Grand Duke Herzog, having learned of the magnificent creature called a giraffe, demanded that one be procured for his taxidermy collection in time for his annual ball. His retainers, who to a one had a better grasp of geography than the Grand Duke, knew that there was not enough time to source a giraffe from the wild, nor could they find a willing seller amid the handful of menageries that had one.

Then one of the retainers, a minor noble and amateur taxidermist named Ulfmann, had an idea. Grand Duke Herzog had never seen a giraffe in a menagerie, but had only descriptions and illustrations. The court could easily build an animal to giraffid specifications from spare parts in time for the ball, and then procure a more convincing specimen later. To this end, Ulfmann was granted access to the ducal taxidermy lab and its varied collection of leftovers.

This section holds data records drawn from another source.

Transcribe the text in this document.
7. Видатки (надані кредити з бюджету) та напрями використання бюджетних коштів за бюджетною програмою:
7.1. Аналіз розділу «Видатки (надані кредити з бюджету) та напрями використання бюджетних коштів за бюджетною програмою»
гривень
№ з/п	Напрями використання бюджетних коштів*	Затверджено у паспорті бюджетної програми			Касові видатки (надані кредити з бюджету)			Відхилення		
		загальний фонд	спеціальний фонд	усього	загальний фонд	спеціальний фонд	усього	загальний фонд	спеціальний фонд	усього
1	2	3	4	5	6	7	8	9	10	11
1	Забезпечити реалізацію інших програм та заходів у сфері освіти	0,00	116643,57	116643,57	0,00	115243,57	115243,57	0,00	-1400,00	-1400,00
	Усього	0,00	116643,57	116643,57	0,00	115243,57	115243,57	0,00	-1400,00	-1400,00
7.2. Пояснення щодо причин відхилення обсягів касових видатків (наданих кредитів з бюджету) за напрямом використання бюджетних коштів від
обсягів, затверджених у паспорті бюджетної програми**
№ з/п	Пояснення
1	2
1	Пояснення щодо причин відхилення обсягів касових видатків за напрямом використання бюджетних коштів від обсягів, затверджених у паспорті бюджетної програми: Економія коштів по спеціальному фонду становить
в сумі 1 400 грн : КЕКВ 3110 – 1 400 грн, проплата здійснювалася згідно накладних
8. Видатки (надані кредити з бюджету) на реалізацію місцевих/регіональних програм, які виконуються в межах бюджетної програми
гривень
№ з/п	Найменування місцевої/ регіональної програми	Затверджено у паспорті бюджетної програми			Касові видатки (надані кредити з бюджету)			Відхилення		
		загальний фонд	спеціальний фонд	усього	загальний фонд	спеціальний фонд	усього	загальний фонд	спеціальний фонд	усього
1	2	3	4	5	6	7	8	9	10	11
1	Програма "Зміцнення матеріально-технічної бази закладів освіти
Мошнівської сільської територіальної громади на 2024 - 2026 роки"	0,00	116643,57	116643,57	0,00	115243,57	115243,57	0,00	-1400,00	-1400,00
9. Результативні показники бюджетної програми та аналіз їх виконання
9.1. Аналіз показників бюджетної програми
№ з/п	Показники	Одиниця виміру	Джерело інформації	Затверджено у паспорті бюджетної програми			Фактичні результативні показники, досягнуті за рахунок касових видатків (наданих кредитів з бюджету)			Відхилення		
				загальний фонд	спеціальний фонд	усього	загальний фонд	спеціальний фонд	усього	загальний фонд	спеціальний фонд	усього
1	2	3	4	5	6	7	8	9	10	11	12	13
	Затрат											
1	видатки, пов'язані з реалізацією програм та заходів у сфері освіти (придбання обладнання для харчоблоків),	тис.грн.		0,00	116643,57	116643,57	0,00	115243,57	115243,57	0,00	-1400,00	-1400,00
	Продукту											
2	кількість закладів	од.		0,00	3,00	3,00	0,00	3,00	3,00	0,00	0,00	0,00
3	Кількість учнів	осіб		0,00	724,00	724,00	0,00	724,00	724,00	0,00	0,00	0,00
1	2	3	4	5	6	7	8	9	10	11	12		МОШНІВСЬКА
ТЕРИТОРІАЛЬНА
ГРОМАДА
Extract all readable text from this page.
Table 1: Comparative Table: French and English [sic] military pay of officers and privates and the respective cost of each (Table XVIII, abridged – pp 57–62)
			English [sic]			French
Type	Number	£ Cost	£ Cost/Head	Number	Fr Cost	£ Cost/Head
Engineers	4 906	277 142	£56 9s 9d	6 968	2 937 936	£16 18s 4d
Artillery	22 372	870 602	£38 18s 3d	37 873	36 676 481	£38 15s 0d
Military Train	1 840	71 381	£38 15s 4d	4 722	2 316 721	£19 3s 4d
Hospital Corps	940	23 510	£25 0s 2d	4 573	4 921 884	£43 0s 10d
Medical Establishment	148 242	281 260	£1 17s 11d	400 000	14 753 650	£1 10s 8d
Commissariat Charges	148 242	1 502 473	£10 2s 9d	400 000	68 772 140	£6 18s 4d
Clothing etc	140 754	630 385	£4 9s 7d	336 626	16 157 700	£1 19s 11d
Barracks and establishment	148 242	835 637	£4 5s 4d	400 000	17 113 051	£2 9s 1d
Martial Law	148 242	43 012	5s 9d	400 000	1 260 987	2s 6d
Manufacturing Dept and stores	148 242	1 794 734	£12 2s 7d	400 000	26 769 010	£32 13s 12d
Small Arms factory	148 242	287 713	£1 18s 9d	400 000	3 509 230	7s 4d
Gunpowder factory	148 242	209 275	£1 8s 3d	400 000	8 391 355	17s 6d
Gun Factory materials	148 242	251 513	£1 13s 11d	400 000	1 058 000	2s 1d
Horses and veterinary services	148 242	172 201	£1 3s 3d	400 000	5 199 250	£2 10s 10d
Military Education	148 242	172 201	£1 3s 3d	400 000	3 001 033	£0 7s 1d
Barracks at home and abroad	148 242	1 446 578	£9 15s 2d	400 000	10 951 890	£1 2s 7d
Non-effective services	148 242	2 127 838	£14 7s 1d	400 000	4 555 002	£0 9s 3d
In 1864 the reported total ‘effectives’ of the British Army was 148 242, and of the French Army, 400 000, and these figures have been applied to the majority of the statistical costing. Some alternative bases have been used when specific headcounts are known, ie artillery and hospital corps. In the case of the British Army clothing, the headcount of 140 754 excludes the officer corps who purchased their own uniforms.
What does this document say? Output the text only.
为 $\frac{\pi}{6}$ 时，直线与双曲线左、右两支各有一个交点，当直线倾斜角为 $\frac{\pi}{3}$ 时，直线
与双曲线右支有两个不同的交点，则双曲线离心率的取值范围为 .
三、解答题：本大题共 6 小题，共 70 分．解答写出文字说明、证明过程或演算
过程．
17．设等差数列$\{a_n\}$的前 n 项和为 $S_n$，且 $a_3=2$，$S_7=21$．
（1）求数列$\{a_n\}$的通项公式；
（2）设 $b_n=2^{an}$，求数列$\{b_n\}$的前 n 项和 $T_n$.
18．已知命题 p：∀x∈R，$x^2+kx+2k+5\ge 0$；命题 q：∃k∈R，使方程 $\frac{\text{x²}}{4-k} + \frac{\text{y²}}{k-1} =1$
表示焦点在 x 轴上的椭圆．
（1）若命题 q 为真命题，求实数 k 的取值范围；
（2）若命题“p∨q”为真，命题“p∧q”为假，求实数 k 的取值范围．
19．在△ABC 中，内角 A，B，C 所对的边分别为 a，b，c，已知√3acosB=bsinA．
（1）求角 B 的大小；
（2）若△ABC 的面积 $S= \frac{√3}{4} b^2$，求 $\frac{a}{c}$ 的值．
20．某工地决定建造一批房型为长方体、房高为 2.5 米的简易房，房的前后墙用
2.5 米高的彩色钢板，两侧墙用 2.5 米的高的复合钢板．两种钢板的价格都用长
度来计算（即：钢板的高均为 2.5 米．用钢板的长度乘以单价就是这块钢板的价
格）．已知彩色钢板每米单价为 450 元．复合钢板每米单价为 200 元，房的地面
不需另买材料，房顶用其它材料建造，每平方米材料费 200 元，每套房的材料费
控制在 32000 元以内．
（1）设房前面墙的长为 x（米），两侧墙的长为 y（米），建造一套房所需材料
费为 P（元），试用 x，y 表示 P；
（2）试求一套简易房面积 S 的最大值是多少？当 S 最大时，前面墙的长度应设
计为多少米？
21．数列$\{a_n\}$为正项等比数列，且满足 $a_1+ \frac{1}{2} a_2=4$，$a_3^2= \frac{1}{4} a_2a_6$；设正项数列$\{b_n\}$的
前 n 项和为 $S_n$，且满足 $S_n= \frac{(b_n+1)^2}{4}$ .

He and a team of twelve others hastily patched together a “giraffe” to the best of their ability. It was really more of a stretched lion, as its back and head were from an African big cat, filled in with deer parts and the occasional bit of leather. For hooves, they helped themselves to the local glue factory, and the giraffe’s small horns were carved down from a stag.

When, at the unveiling, Grand Duke HErzon remarked of the giraffe looked like a stretched lion, his retainers were quick to congratulate him on his powers of perception, for it was the opinion of many learned men that the two were close cousins. Ulfmann, swept up in the throes of his success, even added the detail that lions and giraffes occasionally interbred to produce liraffes.

Much to his consternation and sorrow, the Grand Duke, entranced by the idea, demanded a stuffed liraffe as a surprise birthday present for the Grand Duchess–immediately.